OK, I put a section at the top saying that, and then summarizing the process for people who are familiar with the tools. I also updated the last list to say that you should add a link to the rendered version and how to do it. On Tue, Oct 4, 2016 at 8:40 AM, David Luposchainsky via Haskell-prime < haskell-prime@haskell.org> wrote:
On 04.10.2016 01:27, Iavor Diatchki wrote:
During our Haskell Prime lunch meeting at ICFP, I promised to create a detailed step-by-step guide for creating Haskell Prime proposals on GitHub. The instructions are now available here:
https://github.com/yav/rfcs/blob/instructions/step-by- step-instructions.md
Please have a look and let me know if something is unclear, or if I misunderstood something about the process.

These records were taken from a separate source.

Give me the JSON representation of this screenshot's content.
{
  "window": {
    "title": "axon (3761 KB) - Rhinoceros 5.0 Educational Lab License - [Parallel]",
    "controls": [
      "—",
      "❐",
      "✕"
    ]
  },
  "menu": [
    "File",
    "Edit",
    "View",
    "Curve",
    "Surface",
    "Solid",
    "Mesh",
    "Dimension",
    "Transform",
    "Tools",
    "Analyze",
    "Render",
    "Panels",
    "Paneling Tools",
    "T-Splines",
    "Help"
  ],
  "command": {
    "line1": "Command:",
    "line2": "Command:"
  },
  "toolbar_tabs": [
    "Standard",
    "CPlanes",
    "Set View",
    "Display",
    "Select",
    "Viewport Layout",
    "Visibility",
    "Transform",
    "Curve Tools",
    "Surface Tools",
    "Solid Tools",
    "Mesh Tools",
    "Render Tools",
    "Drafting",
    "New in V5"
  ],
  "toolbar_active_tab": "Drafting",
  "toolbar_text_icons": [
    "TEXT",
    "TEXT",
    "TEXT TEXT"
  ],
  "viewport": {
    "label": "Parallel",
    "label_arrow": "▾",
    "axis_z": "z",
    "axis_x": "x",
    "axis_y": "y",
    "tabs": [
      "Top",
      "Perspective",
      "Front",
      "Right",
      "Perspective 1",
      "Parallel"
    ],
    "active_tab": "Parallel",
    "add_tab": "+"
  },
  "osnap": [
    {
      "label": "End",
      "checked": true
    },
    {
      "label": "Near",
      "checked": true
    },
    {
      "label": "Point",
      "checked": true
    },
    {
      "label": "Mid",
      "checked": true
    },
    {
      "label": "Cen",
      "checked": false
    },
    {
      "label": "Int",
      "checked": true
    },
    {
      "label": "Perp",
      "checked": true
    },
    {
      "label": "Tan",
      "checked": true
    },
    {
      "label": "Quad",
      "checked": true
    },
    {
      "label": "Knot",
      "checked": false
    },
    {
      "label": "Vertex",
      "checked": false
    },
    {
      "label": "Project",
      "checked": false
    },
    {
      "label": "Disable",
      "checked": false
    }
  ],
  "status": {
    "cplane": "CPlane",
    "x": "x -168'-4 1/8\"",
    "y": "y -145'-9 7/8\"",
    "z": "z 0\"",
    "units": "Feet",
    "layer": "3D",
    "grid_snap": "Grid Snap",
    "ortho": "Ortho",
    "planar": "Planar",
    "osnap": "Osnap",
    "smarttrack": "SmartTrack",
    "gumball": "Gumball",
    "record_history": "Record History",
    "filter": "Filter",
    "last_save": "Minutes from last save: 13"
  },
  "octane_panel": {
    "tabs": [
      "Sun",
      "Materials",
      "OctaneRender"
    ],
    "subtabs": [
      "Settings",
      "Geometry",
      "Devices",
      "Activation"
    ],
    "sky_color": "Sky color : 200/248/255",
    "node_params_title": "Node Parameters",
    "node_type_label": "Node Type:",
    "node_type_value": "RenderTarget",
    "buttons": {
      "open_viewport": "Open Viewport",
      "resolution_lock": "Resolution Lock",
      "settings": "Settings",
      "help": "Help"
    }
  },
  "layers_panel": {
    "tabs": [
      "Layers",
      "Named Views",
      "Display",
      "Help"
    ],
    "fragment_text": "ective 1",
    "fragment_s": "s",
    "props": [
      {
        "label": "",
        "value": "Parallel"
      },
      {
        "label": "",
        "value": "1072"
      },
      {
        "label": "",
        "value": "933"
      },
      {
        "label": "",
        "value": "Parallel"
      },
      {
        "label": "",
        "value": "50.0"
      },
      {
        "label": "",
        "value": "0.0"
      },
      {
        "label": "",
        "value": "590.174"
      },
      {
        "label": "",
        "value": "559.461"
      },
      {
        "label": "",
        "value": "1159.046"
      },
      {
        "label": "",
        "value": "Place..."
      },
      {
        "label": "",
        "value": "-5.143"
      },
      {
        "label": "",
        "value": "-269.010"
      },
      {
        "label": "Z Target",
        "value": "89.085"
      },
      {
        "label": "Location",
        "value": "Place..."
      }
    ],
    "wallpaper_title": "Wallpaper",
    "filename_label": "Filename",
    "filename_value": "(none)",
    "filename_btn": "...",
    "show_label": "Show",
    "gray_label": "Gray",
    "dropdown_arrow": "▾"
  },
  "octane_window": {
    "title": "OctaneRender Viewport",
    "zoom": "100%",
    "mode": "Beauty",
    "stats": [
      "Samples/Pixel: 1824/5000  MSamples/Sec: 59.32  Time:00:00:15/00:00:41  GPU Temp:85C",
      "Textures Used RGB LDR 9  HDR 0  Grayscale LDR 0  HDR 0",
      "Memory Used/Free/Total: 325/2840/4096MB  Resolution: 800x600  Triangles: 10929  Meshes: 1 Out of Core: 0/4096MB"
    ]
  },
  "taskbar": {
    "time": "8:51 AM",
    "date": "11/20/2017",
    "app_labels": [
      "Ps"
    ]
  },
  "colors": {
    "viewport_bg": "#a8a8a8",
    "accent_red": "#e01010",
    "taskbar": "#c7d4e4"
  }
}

The target audience for this document is someone who is unfamiliar with Git and Github, which we should make clear at the beginning. As an experienced user, it left me searching for relevant information among all those sub-lists to find out that it really just is about opening a pull request containing a template. We might provide a link to the document in the process section [1] of the current README if others think this amount of detail helps lowering the barrier of entry.
One thing we should also mention somewhere is to please provide a link to the rendered version of the proposal in the ticket, because Git diffs are in a very reader-unfriendly format.